To: limtex who wrote (103959)9/6/2001 4:18:38 PM
From: Jacob Snyder  Read Replies (2) | Respond to of 152472
 
re: Q is not JDSU

Well, I agree, which is why I'm buying QCOM at 50, but (still) haven't put any money into JDSU, at 6 and still no sign of a bottom.

I've been pleasantly surprised, at how well spending for wireless capex has held up, this year. It is an especially striking contrast to other telecom areas, such as longhaul and low-orbit satellites, and the endless footdragging by RBOCs (on the last-mile bottleneck). Wireless, fixed and mobile, may turn out to be the technology that makes all that double-stranded copper obsolete. Should I short copper miners? I won't short the RBOCs, as they may successfully transition away from their legacy infrastructure. The rabbits (CLECs)have lost the last-mile race; in the next few years we'll see if the tortoises (RBOCs) win the race......or if everyone loses.

You're scaring me with this talk of "all gonig to see a whole new wolrd open up to all of us". This sounds like BubbleSpeak, Euphoria, BuildItAndTheyWillCome. All I'm expecting is that 2.5G gets adopted, as a more efficient way to provide voice. The only killer app I'm counting on is voice. Anything else is BlueSky, nothing but HopesAndDreams, and sober investors don't buy HopesAndDreams. One of the (many) things that worries me about investing in QCOM (and NTAP, and others), is that my fellow investors don't seem to be very sober, at least the ones on SI. Hopefully, the stock has been in the 50-65 range long enough for enough weak hands to get shaken out. And, hopefully, SI posters are not representative.

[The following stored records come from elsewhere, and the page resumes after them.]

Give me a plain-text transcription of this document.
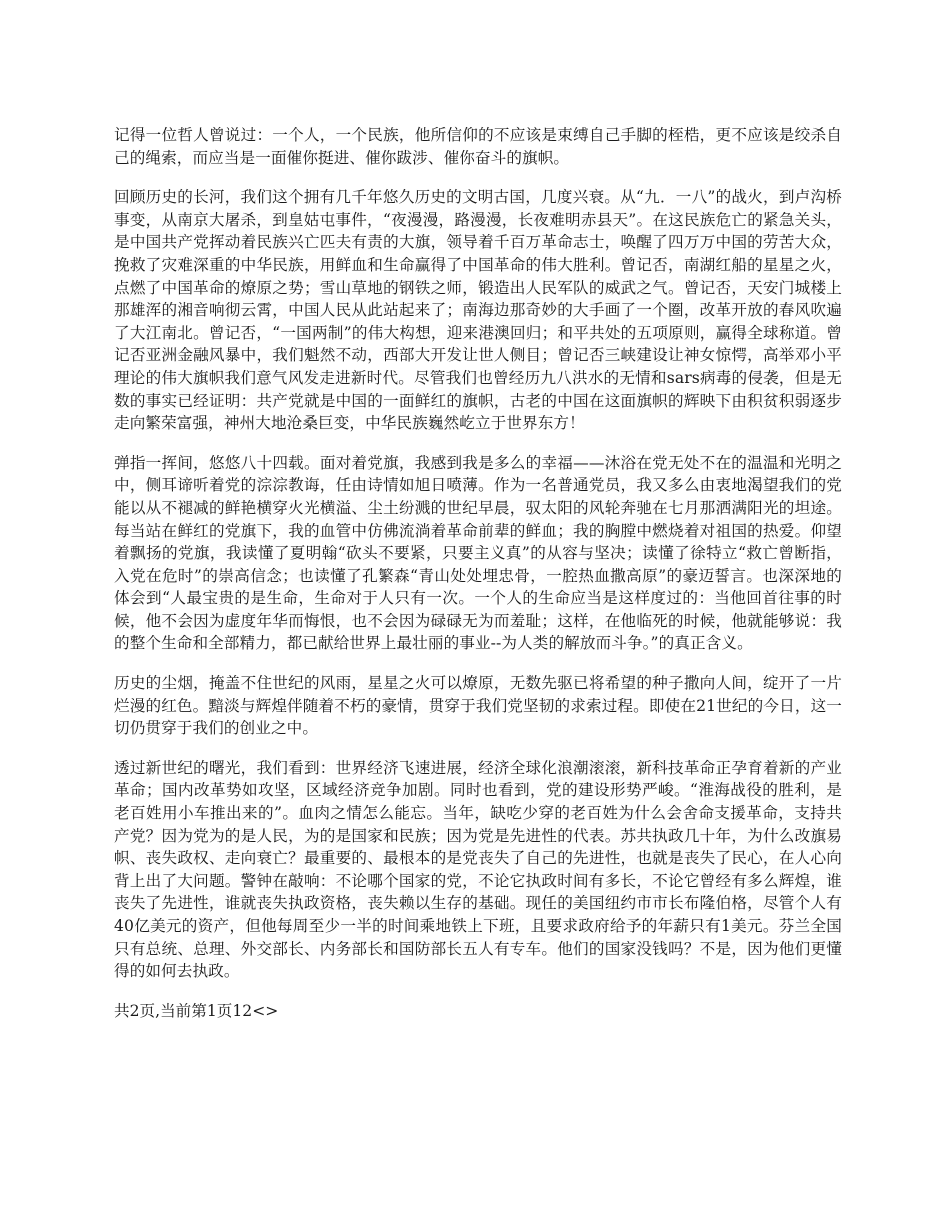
记得一位哲人曾说过：一个人，一个民族，他所信仰的不应该是束缚自己手脚的桎梏，更不应该是绞杀自己的绳索，而应当是一面催你挺进、催你跋涉、催你奋斗的旗帜。

回顾历史的长河，我们这个拥有几千年悠久历史的文明古国，几度兴衰。从“九．一八”的战火，到卢沟桥事变，从南京大屠杀，到皇姑屯事件，“夜漫漫，路漫漫，长夜难明赤县天”。在这民族危亡的紧急关头，是中国共产党挥动着民族兴亡匹夫有责的大旗，领导着千百万革命志士，唤醒了四万万中国的劳苦大众，挽救了灾难深重的中华民族，用鲜血和生命赢得了中国革命的伟大胜利。曾记否，南湖红船的星星之火，点燃了中国革命的燎原之势；雪山草地的钢铁之师，锻造出人民军队的威武之气。曾记否，天安门城楼上那雄浑的湘音响彻云霄，中国人民从此站起来了；南海边那奇妙的大手画了一个圈，改革开放的春风吹遍了大江南北。曾记否，“一国两制”的伟大构想，迎来港澳回归；和平共处的五项原则，赢得全球称道。曾记否亚洲金融风暴中，我们魁然不动，西部大开发让世人侧目；曾记否三峡建设让神女惊愕，高举邓小平理论的伟大旗帜我们意气风发走进新时代。尽管我们也曾经历九八洪水的无情和sars病毒的侵袭，但是无数的事实已经证明：共产党就是中国的一面鲜红的旗帜，古老的中国在这面旗帜的辉映下由积贫积弱逐步走向繁荣富强，神州大地沧桑巨变，中华民族巍然屹立于世界东方！

弹指一挥间，悠悠八十四载。面对着党旗，我感到我是多么的幸福——沐浴在党无处不在的温温和光明之中，侧耳谛听着党的淙淙教诲，任由诗情如旭日喷薄。作为一名普通党员，我又多么由衷地渴望我们的党能以从不褪减的鲜艳横穿火光横溢、尘土纷溅的世纪早晨，驭太阳的风轮奔驰在七月那洒满阳光的坦途。每当站在鲜红的党旗下，我的血管中仿佛流淌着革命前辈的鲜血；我的胸膛中燃烧着对祖国的热爱。仰望着飘扬的党旗，我读懂了夏明翰“砍头不要紧，只要主义真”的从容与坚决；读懂了徐特立“救亡曾断指，入党在危时”的崇高信念；也读懂了孔繁森“青山处处埋忠骨，一腔热血撒高原”的豪迈誓言。也深深地的体会到“人最宝贵的是生命，生命对于人只有一次。一个人的生命应当是这样度过的：当他回首往事的时候，他不会因为虚度年华而悔恨，也不会因为碌碌无为而羞耻；这样，在他临死的时候，他就能够说：我的整个生命和全部精力，都已献给世界上最壮丽的事业--为人类的解放而斗争。”的真正含义。

历史的尘烟，掩盖不住世纪的风雨，星星之火可以燎原，无数先驱已将希望的种子撒向人间，绽开了一片烂漫的红色。黯淡与辉煌伴随着不朽的豪情，贯穿于我们党坚韧的求索过程。即使在21世纪的今日，这一切仍贯穿于我们的创业之中。

透过新世纪的曙光，我们看到：世界经济飞速进展，经济全球化浪潮滚滚，新科技革命正孕育着新的产业革命；国内改革势如攻坚，区域经济竞争加剧。同时也看到，党的建设形势严峻。“淮海战役的胜利，是老百姓用小车推出来的”。血肉之情怎么能忘。当年，缺吃少穿的老百姓为什么会舍命支援革命，支持共产党？因为党为的是人民，为的是国家和民族；因为党是先进性的代表。苏共执政几十年，为什么改旗易帜、丧失政权、走向衰亡？最重要的、最根本的是党丧失了自己的先进性，也就是丧失了民心，在人心向背上出了大问题。警钟在敲响：不论哪个国家的党，不论它执政时间有多长，不论它曾经有多么辉煌，谁丧失了先进性，谁就丧失执政资格，丧失赖以生存的基础。现任的美国纽约市市长布隆伯格，尽管个人有40亿美元的资产，但他每周至少一半的时间乘地铁上下班，且要求政府给予的年薪只有1美元。芬兰全国只有总统、总理、外交部长、内务部长和国防部长五人有专车。他们的国家没钱吗？不是，因为他们更懂得的如何去执政。

共2页,当前第1页12<>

Cellphones are a mass-market product. Palms are a niche market. The essential difference between the two, the crucial quality that consumers insist on, is the smaller size and weight of cellphones. Consumers will not carry around anything heavier and bigger than today's cellphones, not if you want more than 5% (10% tops) of the population to use them on a daily basis. Size and weight are more important, to the consumer, than any potential, (and that's all they are today, just potential) 3G applications. And, if the device is small, that means the screen has to be small too. The one fact follows inexorably from the other, a fact Enthusiasts gloss over and try not to think about. What is the point of "very clear and great colour screens" that are 2" square?